I recently had an example of some actions that astounded me somewhat.

The instance came about that an client had duly dropped in her records for processing each year for a number of years, and when the Financial Statements were prepared each year, she simply signed the Tax Return where indicated, and thought all was well. She never wanted to come in to discuss the accounts.

Not all was well when it came to light that she had sold her business and wanted to end the necessity to file a Business Tax Return with the Inland Revenue Department.

Upon ceasing the business, all assets must be accounted for, whether they are sold or retained.  The largest asset was the land and buildings, from which the shop had operated. 

Now the issue with buildings is that we get to claim a non-cash expense, essentially an allowance each year, in the books.  Over a number of years, this depreciation accumulates to what can be a substantial figure, depending on how long the building was owned.

The problem with buildings is that they usually appreciate.  Thereby when the building is sold, the written-down value of the building is such that there is depreciation recovered.  This large sum of depreciation recovered is taxable, and can result in a large tax bill in the year of sale.

On topical note, the tax legislation has been changed with effect from 1 April 2011 and there is no longer a depreciation claim for buildings with a useful life of more than fifty years.

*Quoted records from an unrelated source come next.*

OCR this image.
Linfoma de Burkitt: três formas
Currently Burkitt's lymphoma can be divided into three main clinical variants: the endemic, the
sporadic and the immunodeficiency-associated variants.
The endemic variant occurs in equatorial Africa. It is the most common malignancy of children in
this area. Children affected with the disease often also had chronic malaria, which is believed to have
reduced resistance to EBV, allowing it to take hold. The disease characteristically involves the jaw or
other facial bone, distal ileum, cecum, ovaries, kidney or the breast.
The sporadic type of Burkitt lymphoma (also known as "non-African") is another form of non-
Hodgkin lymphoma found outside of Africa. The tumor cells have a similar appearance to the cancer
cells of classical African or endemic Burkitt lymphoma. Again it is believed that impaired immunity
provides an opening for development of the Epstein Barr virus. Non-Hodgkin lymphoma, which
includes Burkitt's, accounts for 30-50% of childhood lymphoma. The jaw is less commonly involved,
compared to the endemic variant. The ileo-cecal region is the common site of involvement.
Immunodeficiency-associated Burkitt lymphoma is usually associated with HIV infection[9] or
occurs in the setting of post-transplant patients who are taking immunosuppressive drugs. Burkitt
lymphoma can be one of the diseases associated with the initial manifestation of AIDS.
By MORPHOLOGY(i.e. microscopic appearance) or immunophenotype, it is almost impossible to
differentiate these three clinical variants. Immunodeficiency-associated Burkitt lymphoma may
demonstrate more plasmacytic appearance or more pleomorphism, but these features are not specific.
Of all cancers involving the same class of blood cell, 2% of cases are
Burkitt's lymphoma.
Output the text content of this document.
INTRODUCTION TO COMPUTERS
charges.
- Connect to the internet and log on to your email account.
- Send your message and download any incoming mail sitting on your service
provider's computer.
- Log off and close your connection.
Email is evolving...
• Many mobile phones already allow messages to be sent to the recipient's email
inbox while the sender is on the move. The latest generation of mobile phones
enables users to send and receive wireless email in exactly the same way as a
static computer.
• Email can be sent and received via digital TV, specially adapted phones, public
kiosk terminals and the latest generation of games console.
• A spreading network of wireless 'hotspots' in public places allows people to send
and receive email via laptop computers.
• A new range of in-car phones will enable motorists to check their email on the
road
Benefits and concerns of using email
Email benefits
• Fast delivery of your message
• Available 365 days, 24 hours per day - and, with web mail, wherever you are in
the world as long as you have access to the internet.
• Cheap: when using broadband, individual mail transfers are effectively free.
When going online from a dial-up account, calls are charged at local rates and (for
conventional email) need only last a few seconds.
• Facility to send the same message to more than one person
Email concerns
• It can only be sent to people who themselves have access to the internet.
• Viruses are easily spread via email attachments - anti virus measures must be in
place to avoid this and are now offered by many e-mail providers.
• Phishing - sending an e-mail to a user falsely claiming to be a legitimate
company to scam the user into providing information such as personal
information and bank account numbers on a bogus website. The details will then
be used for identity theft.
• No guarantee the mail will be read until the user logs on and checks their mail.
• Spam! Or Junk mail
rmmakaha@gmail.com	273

However, in this instance it came to light that the building had actually been sold a number of years earlier.  Upon sitting around the table with the client and explaining the matters, the reply was "Well you do the books, and I thought it was all taken care of."   It was pointed out that this is not a defence.  We must remind out clients that they are responsible for the information provided, and they are responsible for the end result.  We compile information based upon what they tell us, and if they do not tell us things, we are not mind readers.

I always prefer to go through the Financial Statements with our clients to make sure that they understand, and give them an option to ask any questions they may have, as this can avoid surprises of a nasty tax nature, well after the fact.

It is important to read and understand your own financial statements and tax affairs.